Further Observations added

The first constant in this sequence is $1$ which is its own inverse. $$\sum_{n=0}^\infty \binom{2n}{n}\frac{1}{(n+1)\,2^{2n+1}}=?=\frac1{\Phi_1}=1$$

If $\frac1{\Phi_1}$,$\frac1{\Phi_2}$,$\frac1{\Phi_3}$ and $\frac1{\Phi_4}$ are used as the roots of the successive polynomials instead of $\Phi_1$,$\Phi_2$,$\Phi_3$ and $\Phi_4$ then the polynomials are instead respectively

$$x-1=0$$ $$x^2+x-1=0$$ $$x^3+x^2+x-1=0$$ $$x^4+x^3+x^2+x-1=0$$

If you look at the relationship I found for finding roots Rational Series for Positive Integer Root of $x>1$ then it seems the number multiplying n to produce the binomial coefficients should be one less; that is for $\Phi_2$ it should be 2 instead of 3.

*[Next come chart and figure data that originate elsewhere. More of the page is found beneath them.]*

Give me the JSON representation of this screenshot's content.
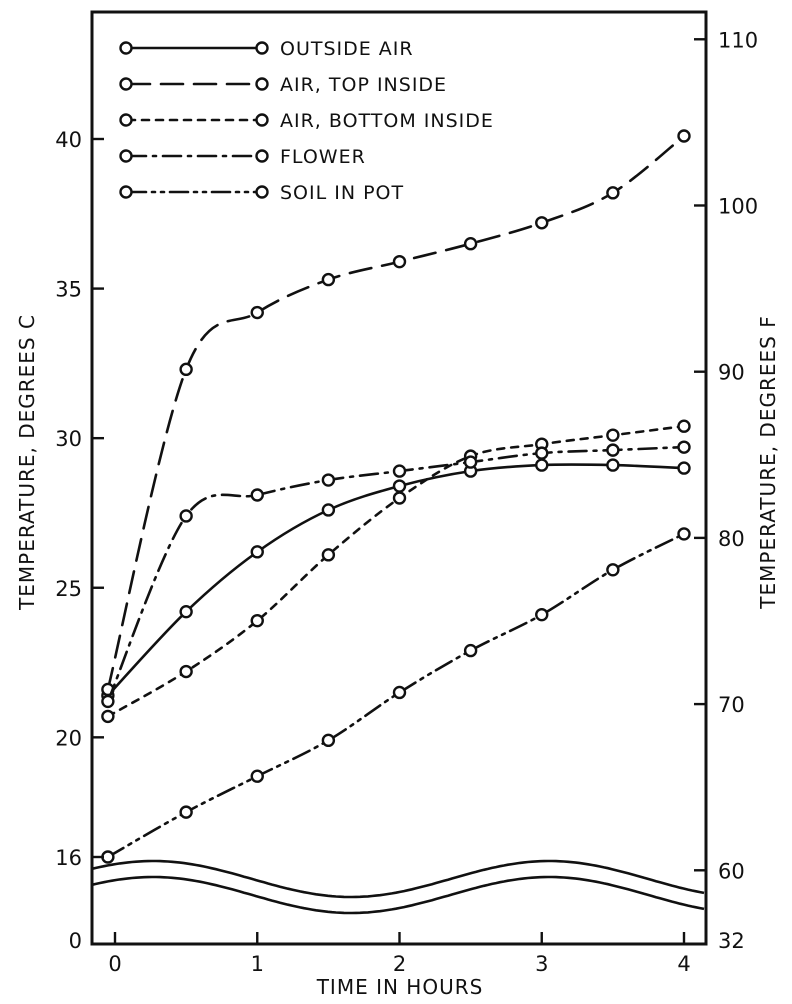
{
  "chart_data": {
    "type": "line",
    "title": "",
    "xlabel": "TIME IN HOURS",
    "ylabel": "TEMPERATURE, DEGREES C",
    "ylabel_right": "TEMPERATURE, DEGREES F",
    "xlim": [
      -0.15,
      4.15
    ],
    "ylim": [
      16,
      44.5
    ],
    "axis_break": true,
    "y_below_break_label": "0",
    "y_right_below_break_label": "32",
    "x_ticks": [
      "0",
      "1",
      "2",
      "3",
      "4"
    ],
    "y_ticks_left": [
      "16",
      "20",
      "25",
      "30",
      "35",
      "40"
    ],
    "y_ticks_right": [
      "60",
      "70",
      "80",
      "90",
      "100",
      "110"
    ],
    "grid": false,
    "legend_position": "top-left",
    "series": [
      {
        "name": "OUTSIDE AIR",
        "dash": "solid",
        "x": [
          -0.05,
          0.5,
          1.0,
          1.5,
          2.0,
          2.5,
          3.0,
          3.5,
          4.0
        ],
        "y": [
          21.4,
          24.2,
          26.2,
          27.6,
          28.4,
          28.9,
          29.1,
          29.1,
          29.0
        ]
      },
      {
        "name": "AIR, TOP INSIDE",
        "dash": "long-dash",
        "x": [
          -0.05,
          0.5,
          1.0,
          1.5,
          2.0,
          2.5,
          3.0,
          3.5,
          4.0
        ],
        "y": [
          21.6,
          32.3,
          34.2,
          35.3,
          35.9,
          36.5,
          37.2,
          38.2,
          40.1
        ]
      },
      {
        "name": "AIR, BOTTOM INSIDE",
        "dash": "short-dash",
        "x": [
          -0.05,
          0.5,
          1.0,
          1.5,
          2.0,
          2.5,
          3.0,
          3.5,
          4.0
        ],
        "y": [
          20.7,
          22.2,
          23.9,
          26.1,
          28.0,
          29.4,
          29.8,
          30.1,
          30.4
        ]
      },
      {
        "name": "FLOWER",
        "dash": "dash-dot",
        "x": [
          -0.05,
          0.5,
          1.0,
          1.5,
          2.0,
          2.5,
          3.0,
          3.5,
          4.0
        ],
        "y": [
          21.2,
          27.4,
          28.1,
          28.6,
          28.9,
          29.2,
          29.5,
          29.6,
          29.7
        ]
      },
      {
        "name": "SOIL IN POT",
        "dash": "dash-dot-dot",
        "x": [
          -0.05,
          0.5,
          1.0,
          1.5,
          2.0,
          2.5,
          3.0,
          3.5,
          4.0
        ],
        "y": [
          16.0,
          17.5,
          18.7,
          19.9,
          21.5,
          22.9,
          24.1,
          25.6,
          26.8
        ]
      }
    ]
  }
}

However if the above polynomials are each multiplied by $(x-1)$ then by rearrangement we can arrive at a remarkable sequence of self-similar formulae of the form

$$\frac{1}{\Phi_r}=\left(\frac{2}{\Phi_r}-1\right)^{1/(r+1)}$$

I am not sure this is the right way to proceed, but it is an interesting pattern nevertheless.

The Plot Thickens

Contrary to what I was saying above the sequence below seems to hold numerically as well

$$\sum_{n=0}^\infty \binom{rn}{n}\frac{1}{((r-1)n+1)\,2^{rn+1}(\Phi_r)^n}=\frac1{\Phi_r}$$

For the first formula in the sequence we have numerically

$$\sum_{n=0}^\infty \binom{2n}{n}\frac{1}{(n+1)\,2^{2n+1}x^n}=\frac{1}{1+\sqrt{\frac{x-1}{x}}}$$

Answer 2

Note that $\frac{1}{kn+1}\binom{(k+1)n}{n}$ is the number of $(k+1)$-ary trees on $n$ vertices. Let $T_{k+1}$ be the ordinary generating function for the class of $(k+1)$-ary trees. Then $T_{k+1}$ satisfies the equation $$ T_{k+1}(z)=1+zT_{k+1}^{k+1}(z). $$ Let $a=\frac{1}{2}T_{k+1}\left(\frac{1}{2^{k+1}}\right)$, then we need to prove that $\frac{1}{a}=\Phi_k$. From the functional equation, we have $$ 2a=1+\frac{1}{2^{k+1}}(2a)^{k+1}=1+a^{k+1}, $$ so $a$ satisfies the equation $$ 1-2x+x^{k+1}=0, $$ and thus $\frac{1}{a}$ satisfies $$ x^{k+1}-2x^k+1=(x-1)(x^k-x^{k-1}-\dots-x-1)=0. $$ We will leave the argument that $0<a<1$ for $k\ge 2$ to the reader. Then $\frac{1}{a}$ is a root of the equation $\phi_k(x)=x^k-x^{k-1}-\dots-x-1=0$. From Proposition 1 on p. 6 of this paper, we see that $\phi_k(x)$ has a unique root greater than $1$, so $a$ is uniquely determined by this polynomial. However, $\Phi_k$ is also the unique root greater than $1$ of $\phi_k(x)$, so $\frac{1}{a}=\Phi_k$.

Perhaps, it would be interesting to interpret both sides probabilistically. A few years ago, I think I have actually heard of that problem for $k=1$, where the sum is $1$, but I'm not sure it's still open or not.